Bauet sie durch grüne Auen,
Wo die kühlen Wälder tauen,
Bauet sie nach Bergesspitzen,
Wo beim Mahl die Götter sitzen.
Und wenn auch in Niederungen
Fast ersticken Herz und Lungen,
Laßt den Plunder liegen, stehen,
Folgt den Dichtern zu den Höhen! —
Wer dies Märchen nicht kann fassen,
Der soll alles Dichtergassen-,
Dichterstraßentaufen lassen.
Musiksegen
An meinen Sohn
Die Musik, sie ist dein Heiland,
Sie ist ein Heiland auch mir,
Wenn sie als treuer Engel
Dich führend bleibt bei dir.
Wenn sie, mein Kind, dich behütet
Vor Lastern, den gemeinen,
Wenn sie dich hebt und leitet
Zu Freuden, zu den reinen.
Zieh unterm Lorbeerzweige
Auf klingendem, seligem Eiland,
Voll Dornen zwar sind die Steige,
Und ein Kreuz trägt jeder Heiland.
Dem Tiere zum Schutz
und dem Menschen zum Nutz
Ich hör eine alte Satzung lehren:
O Mensch, du sollst deine Eltern ehren!
Und ein neues Gesetz die Weisung gab:
O Mensch, du stammst vom Tiere ab!
Die Moral davon, die liegt nicht weit,
Du sollst achten die Tiere zu aller Zeit.
Und erkennst du sie schon als Stammeltern nicht,
So ist es als Mensch deine heilige Pflicht,
Den Tieren, die dir ihr Dasein weihn,
Ein gütiger, milder Schutzherr zu sein.
Das Tier hat ein fühlendes Herz wie du,
Das Tier hat Freude und Schmerz wie du.
Das Tier hat einen Hang zum Streben wie du,
Das Tier hat ein Recht zu leben wie du.
Nicht viel sind dir, Mensch, der Tage gegeben,
Doch kürzer noch ist des Tieres Leben.
Und muß es dein armer Sklave schon sein,
In dunkler Nacht wie im Sonnenschein,
Und opfert es dir seine Kraft und Ruh'
Und wendet dir all seine Neigung zu,
Oder flieht es dich angstvoll, weil es ihm scheint
Du seiest sein allergrößter Feind:
O sei sein Schutzherr! Es kann nicht klagen
Den Schmerz, kann dir seinen Dank nicht sagen.
O sieh sein flehendes Auge an,
Es blickt dich eine verwunschene Seele an.

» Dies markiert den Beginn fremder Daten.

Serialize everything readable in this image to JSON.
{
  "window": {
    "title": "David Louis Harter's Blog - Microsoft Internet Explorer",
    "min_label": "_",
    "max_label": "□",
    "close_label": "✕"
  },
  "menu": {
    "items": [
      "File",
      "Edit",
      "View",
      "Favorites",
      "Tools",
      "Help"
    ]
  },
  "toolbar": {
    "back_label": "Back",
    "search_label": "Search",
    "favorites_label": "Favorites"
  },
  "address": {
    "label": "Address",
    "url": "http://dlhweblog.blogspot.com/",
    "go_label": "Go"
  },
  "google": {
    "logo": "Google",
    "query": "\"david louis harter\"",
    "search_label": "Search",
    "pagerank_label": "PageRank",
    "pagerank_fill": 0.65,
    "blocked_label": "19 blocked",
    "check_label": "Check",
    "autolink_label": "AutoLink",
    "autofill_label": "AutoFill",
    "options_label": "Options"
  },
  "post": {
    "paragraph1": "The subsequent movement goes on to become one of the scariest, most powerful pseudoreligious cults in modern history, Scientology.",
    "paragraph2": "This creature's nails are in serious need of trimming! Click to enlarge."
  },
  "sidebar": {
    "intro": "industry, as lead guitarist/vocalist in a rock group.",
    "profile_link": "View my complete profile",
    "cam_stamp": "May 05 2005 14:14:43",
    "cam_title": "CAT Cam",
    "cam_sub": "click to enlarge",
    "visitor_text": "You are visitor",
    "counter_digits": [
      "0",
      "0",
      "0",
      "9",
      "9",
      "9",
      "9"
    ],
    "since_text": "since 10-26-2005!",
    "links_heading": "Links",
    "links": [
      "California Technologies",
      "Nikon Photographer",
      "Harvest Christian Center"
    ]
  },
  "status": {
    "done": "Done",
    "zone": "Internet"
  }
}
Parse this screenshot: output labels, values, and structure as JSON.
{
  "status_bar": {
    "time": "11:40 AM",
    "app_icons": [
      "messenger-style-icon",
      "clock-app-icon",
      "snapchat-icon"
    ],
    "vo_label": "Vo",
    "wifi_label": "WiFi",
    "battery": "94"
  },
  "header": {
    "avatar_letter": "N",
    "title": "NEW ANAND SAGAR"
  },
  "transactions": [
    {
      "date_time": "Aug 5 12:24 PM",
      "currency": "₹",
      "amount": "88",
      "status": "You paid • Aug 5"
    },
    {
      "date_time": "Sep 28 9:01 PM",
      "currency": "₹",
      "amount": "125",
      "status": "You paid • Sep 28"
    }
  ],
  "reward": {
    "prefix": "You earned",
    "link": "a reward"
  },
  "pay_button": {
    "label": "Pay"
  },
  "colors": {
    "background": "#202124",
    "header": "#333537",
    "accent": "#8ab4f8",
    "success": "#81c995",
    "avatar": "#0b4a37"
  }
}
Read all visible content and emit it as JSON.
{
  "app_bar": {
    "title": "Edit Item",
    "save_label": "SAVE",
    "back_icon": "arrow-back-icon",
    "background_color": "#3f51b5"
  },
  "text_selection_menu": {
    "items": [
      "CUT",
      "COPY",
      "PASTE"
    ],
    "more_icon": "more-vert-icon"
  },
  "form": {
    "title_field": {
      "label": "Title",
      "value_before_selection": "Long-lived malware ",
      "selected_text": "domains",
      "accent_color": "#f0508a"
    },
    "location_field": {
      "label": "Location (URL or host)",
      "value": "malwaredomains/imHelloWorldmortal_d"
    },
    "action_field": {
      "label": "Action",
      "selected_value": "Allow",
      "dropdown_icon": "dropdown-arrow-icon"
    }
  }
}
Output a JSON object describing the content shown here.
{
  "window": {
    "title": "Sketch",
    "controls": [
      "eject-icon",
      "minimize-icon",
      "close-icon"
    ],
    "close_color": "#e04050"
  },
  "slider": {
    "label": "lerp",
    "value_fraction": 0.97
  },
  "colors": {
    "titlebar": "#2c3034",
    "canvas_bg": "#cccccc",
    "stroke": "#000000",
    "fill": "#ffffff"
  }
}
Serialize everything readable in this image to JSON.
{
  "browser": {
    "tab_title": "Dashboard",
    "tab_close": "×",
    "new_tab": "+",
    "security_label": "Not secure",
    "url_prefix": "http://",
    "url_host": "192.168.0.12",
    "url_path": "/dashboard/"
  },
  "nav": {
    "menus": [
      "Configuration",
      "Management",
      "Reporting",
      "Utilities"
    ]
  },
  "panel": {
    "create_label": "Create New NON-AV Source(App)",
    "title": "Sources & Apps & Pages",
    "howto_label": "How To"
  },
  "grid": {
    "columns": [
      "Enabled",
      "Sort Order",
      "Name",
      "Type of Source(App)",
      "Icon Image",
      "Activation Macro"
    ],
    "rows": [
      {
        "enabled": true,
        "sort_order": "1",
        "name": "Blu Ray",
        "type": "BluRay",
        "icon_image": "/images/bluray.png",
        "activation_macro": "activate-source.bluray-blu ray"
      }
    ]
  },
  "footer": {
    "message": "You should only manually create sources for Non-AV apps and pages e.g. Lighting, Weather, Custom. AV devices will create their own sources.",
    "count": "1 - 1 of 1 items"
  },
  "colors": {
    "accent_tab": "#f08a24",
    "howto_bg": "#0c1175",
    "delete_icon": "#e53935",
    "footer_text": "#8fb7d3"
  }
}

Schon vor vieltausend Jahren die Alten
Haben deutsam an dem Glauben gehalten:
Die Menschenseele müsse wandern,
Von Tier zu Tier, von einem zum andern.
's ist Wahres dran; der Mensch ist geschaffen
Aus ähnlichem Stoff wie Vögel und Affen.
Die Tierexistenz und das Menschenleben
Ist einem und demselben Geschick untergeben;
Wir haben mit jedem Wurm gemein
Das Kämpfen und Ringen ums irdische Sein,
Und wenn wir auch manches Hohe erwerben,
Wir haben mit jedem Tiere gemein:
Das Leiden und Sterben! Das Leiden und Sterben!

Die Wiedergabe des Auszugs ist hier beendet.